What concerns me is the time spent upstream, i.e. the dialogue with the lobbies, the time spent before the decision is made and the time lag between the announcement and its implementation. I still think that if the decision is made in July, we could start to see the effects just before the mid-term elections (November 8).

 

Joe Biden and Xi Jinping are preparing for major political events in their respective countries, how can these compromise the outcome of talks?

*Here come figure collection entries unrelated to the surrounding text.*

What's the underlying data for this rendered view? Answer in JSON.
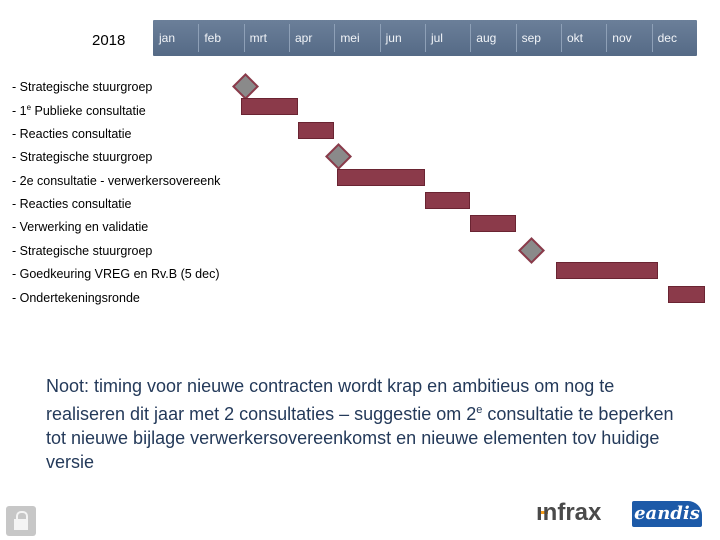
{
  "year": "2018",
  "months": [
    "jan",
    "feb",
    "mrt",
    "apr",
    "mei",
    "jun",
    "jul",
    "aug",
    "sep",
    "okt",
    "nov",
    "dec"
  ],
  "tasks": [
    {
      "label": "- Strategische stuurgroep",
      "type": "milestone",
      "start_month": 2.05
    },
    {
      "label_pre": "- 1",
      "label_sup": "e",
      "label_post": " Publieke consultatie",
      "type": "bar",
      "start_month": 1.95,
      "end_month": 3.2
    },
    {
      "label": "- Reacties consultatie",
      "type": "bar",
      "start_month": 3.2,
      "end_month": 4.0
    },
    {
      "label": "- Strategische stuurgroep",
      "type": "milestone",
      "start_month": 4.1
    },
    {
      "label": "- 2e consultatie - verwerkersovereenk",
      "type": "bar",
      "start_month": 4.05,
      "end_month": 6.0
    },
    {
      "label": "- Reacties consultatie",
      "type": "bar",
      "start_month": 6.0,
      "end_month": 7.0
    },
    {
      "label": "- Verwerking en validatie",
      "type": "bar",
      "start_month": 7.0,
      "end_month": 8.0
    },
    {
      "label": "- Strategische stuurgroep",
      "type": "milestone",
      "start_month": 8.35
    },
    {
      "label": "- Goedkeuring VREG en Rv.B (5 dec)",
      "type": "bar",
      "start_month": 8.9,
      "end_month": 11.15
    },
    {
      "label": "- Ondertekeningsronde",
      "type": "bar",
      "start_month": 11.35,
      "end_month": 12.3
    }
  ],
  "note": {
    "pre": "Noot: timing voor nieuwe contracten wordt krap en ambitieus om nog te realiseren dit jaar met 2 consultaties – suggestie om 2",
    "sup": "e",
    "post": " consultatie te beperken tot nieuwe bijlage verwerkersovereenkomst en nieuwe elementen tov huidige versie"
  },
  "logos": {
    "infrax": "ınfrax",
    "eandis": "eandis"
  },
  "icons": {
    "lock": "lock-icon"
  },
  "colors": {
    "bar": "#8b3a4a",
    "milestone": "#8a8a8a",
    "header": "#5f7390",
    "note": "#243a5a"
  }
}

The world is cut in two, with China and Russia on one side, the United States and Europe on the other. There are many differences between the two largest powers and what might appear trivial from an economic point of view isn’t. 

On the political side, the lowering of tariffs on Chinese products should not be seen as an admission of weakness by Joe Biden with the mid-term elections. This is a relatively complex situation for American officials, the ball is in their court, but such a decision could have important repercussions on public opinion. Obviously, the country will benefit in the short term, but some American industrialists/lobbies will express their disagreement. After that, let's be honest, there are not that many tools to bring down inflation. There was potentially the Iranian nuclear deal, but the outcome of the negotiations is negative. Tariff barriers are the only leverage being discussed at the moment, the last ammunition in a way. And even if it's risky from a political point of view, making a decision now is strategic: it's possible that the effects on prices will be visible before the elections.